Toda la noche estuve con celular en mano revisando Twitter, siendo testigo de cómo el #SOSColombia se convertía en tendencia mundial, pero a la vez, llenándome de sentimientos difíciles de describir ante el asesinato de decenas de marchantes por parte de la policía. Indiscutiblemente el gobierno Duque y una vez más el presidente eterno, el señor Uribe, están propiciando una nueva ola de masacres ¿cuántos más deben morir para que un país despierte y vote a conciencia?
En un territorio en el que estamos acostumbrados a hablar de víctimas, guerra y violencia, a nuevos cuerpos se les ha instaurado silenciamientos disciplinarios (algunos eternos y cuyas madres lloran) a través de la imposición coercitiva del poder por parte del Estado, no solo las calles están manchadas con sangre, nuestros rostros también e intentan cegarnos con esto.

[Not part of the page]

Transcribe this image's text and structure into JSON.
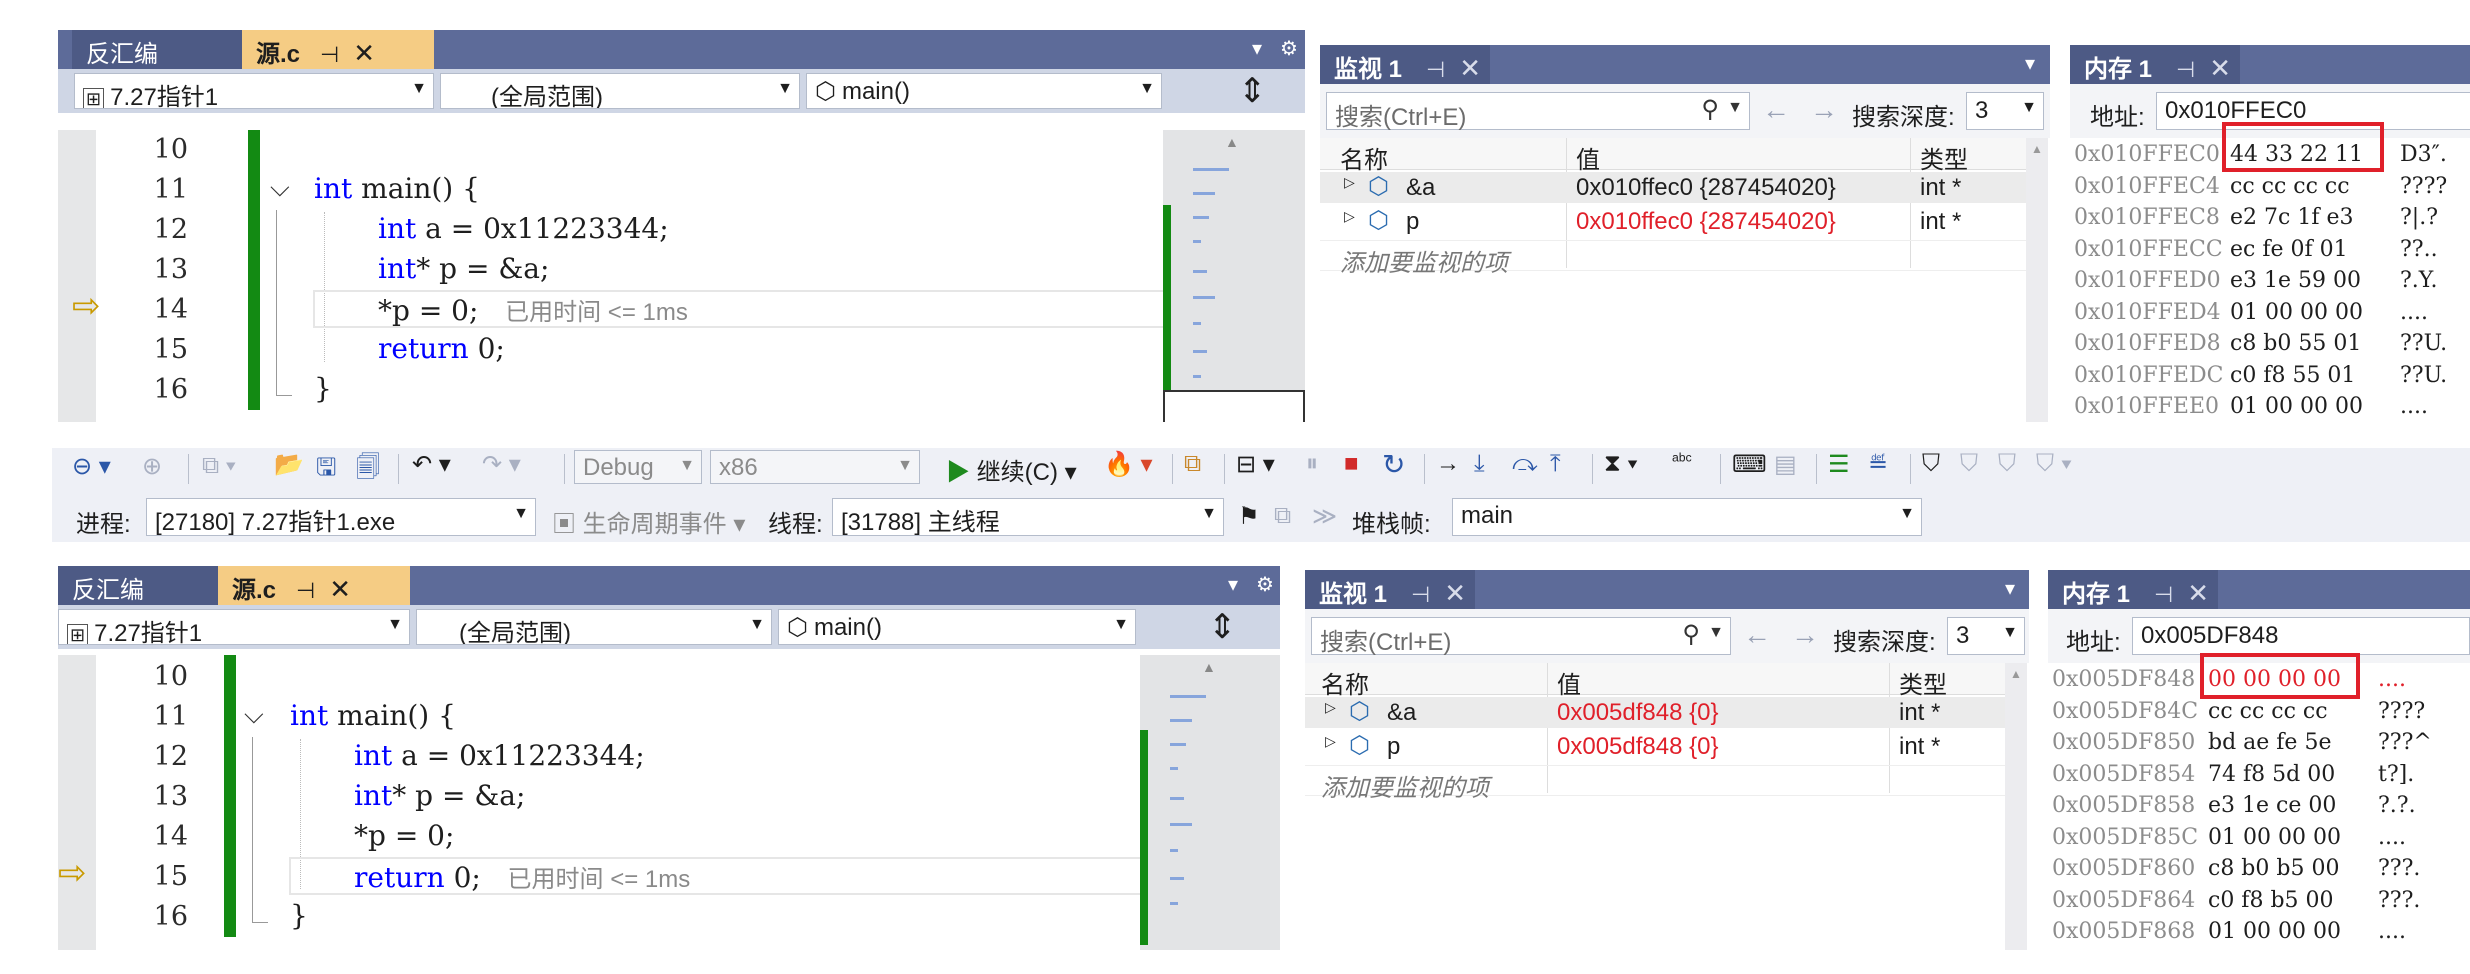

Lo que buscan no es otra cosa que el acallamiento, una orden que se inserte en las entrañas del cuerpo y que meticulosamente se prolonga en silencio a lo largo y ancho de la corporalidad individual y colectiva, nos quieren obedientes o de lo contrario muertos.
¿Qué sigue ante esto?
¡Resistir! Queremos un cambio urgente, pero debemos ser responsables física y afectivamente, no podemos permitir que la rabia y la ira nublen la empatía, la solución no está en matarnos entre todos.
No nos dejaremos silenciar ni acallar, no seremos obedientes, pero tampoco nos convertiremos en carne de cañón. Si no nos quieren escuchar, ¡gritaremos con más fuerza hasta que el planeta entero nos escuche! Que ese sentimiento que nos mantuvo despierto hasta altas horas de la noche no se agote en los sueños, sumémonos desde la reflexión individual, desde las calles, desde las redes o desde otros escenarios, con un modo de proceder cuidadoso con el otro.
Somos más, muchos más, somos 50 millones contra unos pocos. Pensemos, digamos y actuemos, para que en próximas noches no tengamos que irnos a dormir repitiendo con desesperanza la famosa frase del periodista César Augusto Londoño.